There are socks all over the house. I watch sitcoms during which fat nondescript housewife follows fat nondescript blue collar male around the house bitching about how he does not pick up his towels, socks, whatever, he further does not put the toilet seat down. I have no memory of my skinny accented mother following my hard working, albeit overweight, white collar father around the house asking him to pick up or do anything. I am sure she’d squat over a cold, seat raised porcelain god before disturbing the state it was in to ensure my father would not be bothered. In fact, she often would be in the middle of dinner clean up, homework, kids, washing the ashtray, and bringing him tea and pistachios when he’d ask for a glass of water. She’d bring that glass of water and then the vacuum to clean up the stray inner shell of the pistachios.
I digress.
My husband J’s athletic socks all over the house. L is a mouse. He pesters his brothers to be rats or cats or anything so they can play with him. It is a club. When they lose a tail, they get another one. And another one. And another one. The discarded tails are in the kitchen, bathroom, toilet, front door, garage, several in the car, front door, on their scooters, on the steps, in the bathtub. He is becoming a mouse. He crawls around. His imagination is wild. He talks non-stop. We had a play date today with a cool kid and his cool mom and she literally asked if he ever shuts up. Seeing as how she too has a four year old and happens to be a teacher, it is an interesting observation indeed.
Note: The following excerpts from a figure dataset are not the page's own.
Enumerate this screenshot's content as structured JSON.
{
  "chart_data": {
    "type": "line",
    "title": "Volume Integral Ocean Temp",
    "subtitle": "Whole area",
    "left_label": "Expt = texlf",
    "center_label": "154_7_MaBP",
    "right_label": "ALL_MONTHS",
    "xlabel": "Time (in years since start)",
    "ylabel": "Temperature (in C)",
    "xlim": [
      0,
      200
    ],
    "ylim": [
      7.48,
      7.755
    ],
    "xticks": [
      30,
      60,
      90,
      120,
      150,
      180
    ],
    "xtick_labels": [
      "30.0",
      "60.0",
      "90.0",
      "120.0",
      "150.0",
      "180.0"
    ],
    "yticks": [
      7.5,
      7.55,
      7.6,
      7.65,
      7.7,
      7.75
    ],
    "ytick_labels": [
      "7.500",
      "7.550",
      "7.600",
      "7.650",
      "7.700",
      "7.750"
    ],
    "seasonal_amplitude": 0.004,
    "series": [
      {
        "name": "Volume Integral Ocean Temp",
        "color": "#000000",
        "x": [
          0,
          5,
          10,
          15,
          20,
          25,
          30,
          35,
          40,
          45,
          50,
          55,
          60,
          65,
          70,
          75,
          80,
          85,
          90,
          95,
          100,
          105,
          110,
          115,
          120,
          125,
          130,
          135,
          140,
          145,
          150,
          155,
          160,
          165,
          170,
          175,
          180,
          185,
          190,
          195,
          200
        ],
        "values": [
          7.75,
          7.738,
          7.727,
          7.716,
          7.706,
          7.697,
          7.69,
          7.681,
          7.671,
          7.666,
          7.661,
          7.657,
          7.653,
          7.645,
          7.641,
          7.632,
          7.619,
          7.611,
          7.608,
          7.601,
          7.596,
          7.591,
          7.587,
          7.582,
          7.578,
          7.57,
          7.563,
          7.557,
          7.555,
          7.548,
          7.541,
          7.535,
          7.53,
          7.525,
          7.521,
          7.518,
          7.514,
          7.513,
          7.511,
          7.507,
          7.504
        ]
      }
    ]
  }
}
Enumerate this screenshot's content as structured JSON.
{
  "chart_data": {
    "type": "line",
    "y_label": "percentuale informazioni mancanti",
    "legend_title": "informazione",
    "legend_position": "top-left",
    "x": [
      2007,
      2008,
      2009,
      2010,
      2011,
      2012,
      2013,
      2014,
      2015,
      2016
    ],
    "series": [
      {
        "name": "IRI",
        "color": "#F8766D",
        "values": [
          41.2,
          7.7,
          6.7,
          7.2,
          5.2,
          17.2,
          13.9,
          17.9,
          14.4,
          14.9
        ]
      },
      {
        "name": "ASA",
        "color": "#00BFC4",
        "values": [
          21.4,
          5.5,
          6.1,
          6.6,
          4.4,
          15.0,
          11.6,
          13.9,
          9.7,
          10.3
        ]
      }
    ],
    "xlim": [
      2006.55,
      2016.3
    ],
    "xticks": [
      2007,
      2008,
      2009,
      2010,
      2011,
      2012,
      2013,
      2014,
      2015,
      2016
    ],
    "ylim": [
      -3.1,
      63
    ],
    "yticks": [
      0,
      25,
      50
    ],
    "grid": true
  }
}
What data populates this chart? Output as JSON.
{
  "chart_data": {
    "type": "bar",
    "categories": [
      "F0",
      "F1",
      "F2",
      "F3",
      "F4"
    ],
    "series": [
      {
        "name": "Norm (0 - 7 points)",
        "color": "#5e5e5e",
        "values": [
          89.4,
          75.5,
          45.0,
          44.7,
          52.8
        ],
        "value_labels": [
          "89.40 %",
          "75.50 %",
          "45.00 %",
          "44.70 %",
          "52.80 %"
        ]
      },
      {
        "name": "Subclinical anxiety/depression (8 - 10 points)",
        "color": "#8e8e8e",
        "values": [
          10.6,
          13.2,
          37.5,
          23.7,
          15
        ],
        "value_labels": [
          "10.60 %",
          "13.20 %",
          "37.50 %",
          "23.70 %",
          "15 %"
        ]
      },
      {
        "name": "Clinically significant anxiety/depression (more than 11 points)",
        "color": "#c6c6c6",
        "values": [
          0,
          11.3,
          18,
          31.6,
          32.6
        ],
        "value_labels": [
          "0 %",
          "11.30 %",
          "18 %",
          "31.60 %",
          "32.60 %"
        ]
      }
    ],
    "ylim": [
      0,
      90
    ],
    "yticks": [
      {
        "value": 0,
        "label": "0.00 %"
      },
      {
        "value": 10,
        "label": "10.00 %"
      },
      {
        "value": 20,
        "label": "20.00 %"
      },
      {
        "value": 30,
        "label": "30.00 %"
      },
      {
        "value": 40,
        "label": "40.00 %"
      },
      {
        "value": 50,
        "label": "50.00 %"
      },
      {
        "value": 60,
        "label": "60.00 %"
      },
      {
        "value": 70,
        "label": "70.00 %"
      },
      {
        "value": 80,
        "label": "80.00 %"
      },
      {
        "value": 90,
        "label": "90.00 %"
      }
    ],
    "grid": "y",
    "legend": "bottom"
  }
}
Should I love this imagination of his? Should I embrace it? He keeps asking me if I could just like the tails. Could I just maybe wear one with him all day and be a mouse too? I do sometimes because it just makes him too happy. But now he is asking the guests if they’d like a tail. Not a cold drink on a Pomona summer day. A tail. I think it would be fun to wear one to a NAWBO meeting. “Hi there CEO of X. Yes, I am the managing partner of a law firm and yes I have a tail on my gargantuan ass. How are you?”
One morning we were walking into school. He forgot to take off his tail when he got out of the car. This is the only time he takes it off and he never forgets to do so. He sleeps with it, he puts it aside when he goes to the restroom (now that he lost one down the toilet.) But, he voluntarily amputates his tail before going to school which I find fascinating…I have never had to tell him to do it. Does he know other kids would tell him that it’s not a tail at all? And so, another Mom sort of chuckles and says, “don’t you hate when the clothes stick together in the dryer. L you have a sock stuck to your shorts.” {{I chuckled too…like I would wash J’s filthy socks with L clothes.}}
L glares and says: “That’s NOT a sock, it’s a TAIL.”
Too funny!
ReplyDeleteLeverage. Anything they love can be used against them by parents if necessary. " Turn off the T.V. or I will shred the socks." "You can have the tail back when you finish your dinner." "I'll give you back your tail when you learn how to wipe your own butt." Perfect!
I love it... in the great words of L, "you're on my nerves!!!!!!"